The facts of the case reveal that Abdul Karim Mohammed executed a document styled as a "settlement will" gifting certain movables to the assessee-respondent, valued by the Gift-tax Officer at Rs. 67,578. The document was executed on April 24, 1964, while the donor was seriously ill and he died of the illness after about six weeks. The assessee claimed exemption under section 5(1)(xi) of the Gift-tax Act, which exempts gifts made in contemplation of death from being charged under the Act.

The Gift-tax Officer rejected the claim, but the Appellate Assistant Commissioner allowed the exemption, citing the circumstances of the gift and the subsequent death of the donor. The Tribunal affirmed the factual findings but did not agree with the exemption, stating that two other conditions must be satisfied: delivery of possession and the gift being conditional on the donor's death.

The High Court, however, opined that it is not necessary for the deed to explicitly state that the property would revert to the donor if he recovered from the illness. This condition could be inferred from the circumstances. The High Court relied on affidavits from the Sub-Registrar and the doctor to conclude that the donor was seriously ill and expected to die shortly, thus making the gift in contemplation of death.

The Supreme Court examined the statutory provisions, particularly section 5(1)(xi) of the Gift-tax Act and section 191 of the Indian Succession Act, which defines gifts made in contemplation of death. The Court outlined the requirements of such gifts: the gift must be of movable property, made in contemplation of death, the donor must be ill and expect to die shortly, possession must be delivered to the donee, and the gift does not take effect if the donor recovers.

The Court noted that all conditions except the last one were met. The Court emphasized that the recitals in the deed are not conclusive and that evidence can be produced to prove the donor's state of mind and circumstances. The Court referred to legal principles stating that the conditional nature of the gift is implied if made during the donor's last illness and in contemplation of death.

The Court also addressed the argument that section 191 of the Indian Succession Act does not apply to marz-ul-maut gifts under Mahomedan law. The Court clarified that the exemption under section 5(1)(xi) applies if the gift meets the conditions of section 191, regardless of personal law. The Court noted that marz-ul-maut gifts have similar conditions and are subject to strict scrutiny.
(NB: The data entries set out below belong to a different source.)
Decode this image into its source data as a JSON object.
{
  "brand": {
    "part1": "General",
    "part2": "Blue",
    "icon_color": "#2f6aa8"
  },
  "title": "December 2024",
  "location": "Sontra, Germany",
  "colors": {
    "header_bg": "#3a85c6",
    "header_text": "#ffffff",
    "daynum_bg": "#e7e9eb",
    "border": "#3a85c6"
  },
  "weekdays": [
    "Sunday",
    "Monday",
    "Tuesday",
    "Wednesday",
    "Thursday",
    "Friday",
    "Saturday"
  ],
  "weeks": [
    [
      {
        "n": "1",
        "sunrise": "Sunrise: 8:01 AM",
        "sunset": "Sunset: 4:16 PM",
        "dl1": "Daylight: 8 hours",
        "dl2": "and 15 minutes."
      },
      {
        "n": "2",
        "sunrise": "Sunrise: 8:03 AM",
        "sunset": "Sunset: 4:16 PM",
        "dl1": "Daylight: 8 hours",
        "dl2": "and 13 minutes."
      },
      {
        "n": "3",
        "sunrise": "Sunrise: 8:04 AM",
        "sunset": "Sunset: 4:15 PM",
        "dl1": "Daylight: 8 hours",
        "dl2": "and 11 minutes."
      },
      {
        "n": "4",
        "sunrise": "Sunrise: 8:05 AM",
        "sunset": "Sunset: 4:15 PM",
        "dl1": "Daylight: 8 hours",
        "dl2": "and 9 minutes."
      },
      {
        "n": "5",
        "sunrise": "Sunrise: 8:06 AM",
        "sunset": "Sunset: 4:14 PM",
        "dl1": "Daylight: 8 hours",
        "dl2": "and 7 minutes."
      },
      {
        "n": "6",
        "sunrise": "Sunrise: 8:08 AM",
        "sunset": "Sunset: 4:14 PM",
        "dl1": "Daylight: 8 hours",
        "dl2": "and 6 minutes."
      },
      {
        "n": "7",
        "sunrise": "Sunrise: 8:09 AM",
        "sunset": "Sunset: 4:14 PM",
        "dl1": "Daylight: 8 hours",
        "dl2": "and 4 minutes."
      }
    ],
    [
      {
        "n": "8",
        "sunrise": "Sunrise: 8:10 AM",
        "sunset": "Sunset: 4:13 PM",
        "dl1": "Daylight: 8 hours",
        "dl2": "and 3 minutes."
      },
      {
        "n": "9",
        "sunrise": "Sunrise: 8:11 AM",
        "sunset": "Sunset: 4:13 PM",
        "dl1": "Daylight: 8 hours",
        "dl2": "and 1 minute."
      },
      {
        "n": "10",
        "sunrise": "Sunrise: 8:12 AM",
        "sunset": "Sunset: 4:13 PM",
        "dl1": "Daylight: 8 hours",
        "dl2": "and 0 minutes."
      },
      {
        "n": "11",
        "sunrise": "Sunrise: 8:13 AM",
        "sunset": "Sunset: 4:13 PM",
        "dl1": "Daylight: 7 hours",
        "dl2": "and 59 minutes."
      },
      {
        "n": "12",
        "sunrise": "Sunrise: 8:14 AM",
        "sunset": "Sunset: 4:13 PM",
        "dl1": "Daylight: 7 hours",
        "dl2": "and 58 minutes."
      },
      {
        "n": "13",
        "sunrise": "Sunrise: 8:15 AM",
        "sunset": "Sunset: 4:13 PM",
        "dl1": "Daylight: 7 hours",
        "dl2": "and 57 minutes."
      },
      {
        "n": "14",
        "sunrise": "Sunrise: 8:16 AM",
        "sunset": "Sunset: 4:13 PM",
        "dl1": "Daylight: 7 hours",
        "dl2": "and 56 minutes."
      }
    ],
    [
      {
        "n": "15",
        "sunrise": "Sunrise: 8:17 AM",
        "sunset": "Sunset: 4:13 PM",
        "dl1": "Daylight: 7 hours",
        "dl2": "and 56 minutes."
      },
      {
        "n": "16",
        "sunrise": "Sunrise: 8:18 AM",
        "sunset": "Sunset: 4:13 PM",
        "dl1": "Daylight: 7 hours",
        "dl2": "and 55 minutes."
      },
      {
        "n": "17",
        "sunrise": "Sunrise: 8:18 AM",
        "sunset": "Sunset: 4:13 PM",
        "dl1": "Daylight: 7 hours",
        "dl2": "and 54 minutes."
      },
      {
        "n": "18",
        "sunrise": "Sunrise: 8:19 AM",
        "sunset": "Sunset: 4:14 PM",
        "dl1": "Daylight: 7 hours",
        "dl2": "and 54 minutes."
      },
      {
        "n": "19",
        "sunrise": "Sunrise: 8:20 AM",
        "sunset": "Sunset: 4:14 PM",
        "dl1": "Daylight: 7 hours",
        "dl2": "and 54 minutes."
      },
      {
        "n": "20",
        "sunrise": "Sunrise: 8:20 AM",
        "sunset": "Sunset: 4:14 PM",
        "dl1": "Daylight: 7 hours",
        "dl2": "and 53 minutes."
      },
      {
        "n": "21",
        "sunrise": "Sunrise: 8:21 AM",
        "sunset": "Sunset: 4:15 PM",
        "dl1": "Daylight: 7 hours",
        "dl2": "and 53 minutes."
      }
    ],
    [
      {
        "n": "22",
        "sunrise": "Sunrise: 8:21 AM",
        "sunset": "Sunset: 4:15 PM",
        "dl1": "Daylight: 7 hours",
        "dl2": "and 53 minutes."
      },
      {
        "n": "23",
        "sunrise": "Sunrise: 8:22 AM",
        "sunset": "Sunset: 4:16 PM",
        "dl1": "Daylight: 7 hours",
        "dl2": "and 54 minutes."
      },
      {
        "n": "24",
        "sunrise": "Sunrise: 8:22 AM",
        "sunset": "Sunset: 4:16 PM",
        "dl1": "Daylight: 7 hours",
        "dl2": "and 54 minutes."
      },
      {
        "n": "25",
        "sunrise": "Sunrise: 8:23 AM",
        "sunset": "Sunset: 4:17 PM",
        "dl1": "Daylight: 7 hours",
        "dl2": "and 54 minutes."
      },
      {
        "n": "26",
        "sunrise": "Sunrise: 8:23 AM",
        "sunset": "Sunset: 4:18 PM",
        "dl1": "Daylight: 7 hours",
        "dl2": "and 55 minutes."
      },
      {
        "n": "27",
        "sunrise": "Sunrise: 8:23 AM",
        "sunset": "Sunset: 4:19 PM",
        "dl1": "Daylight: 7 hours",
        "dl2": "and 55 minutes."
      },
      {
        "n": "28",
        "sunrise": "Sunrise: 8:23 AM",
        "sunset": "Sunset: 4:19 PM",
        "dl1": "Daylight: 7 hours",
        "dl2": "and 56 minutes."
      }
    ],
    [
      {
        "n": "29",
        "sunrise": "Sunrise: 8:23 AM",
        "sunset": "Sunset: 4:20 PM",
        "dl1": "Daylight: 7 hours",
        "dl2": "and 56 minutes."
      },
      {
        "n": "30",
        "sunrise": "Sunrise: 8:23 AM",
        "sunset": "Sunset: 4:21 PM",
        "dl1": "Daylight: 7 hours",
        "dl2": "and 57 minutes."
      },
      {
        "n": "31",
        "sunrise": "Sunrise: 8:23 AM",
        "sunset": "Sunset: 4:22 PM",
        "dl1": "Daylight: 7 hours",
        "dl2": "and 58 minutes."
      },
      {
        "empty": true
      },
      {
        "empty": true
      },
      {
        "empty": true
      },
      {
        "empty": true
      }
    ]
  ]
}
The Court concluded that the gift in question was made in contemplation of death and thus entitled to exemption under section 5(1)(xi). The appeal was dismissed, and the High Court's view was upheld.

Conclusion:

The Supreme Court upheld the High Court's decision, affirming that the gift of movables valued at Rs. 67,578 was made in contemplation of death and thus exempt from gift-tax under section 5(1)(xi) of the Gift-tax Act, 1958. The appeal was dismissed with costs.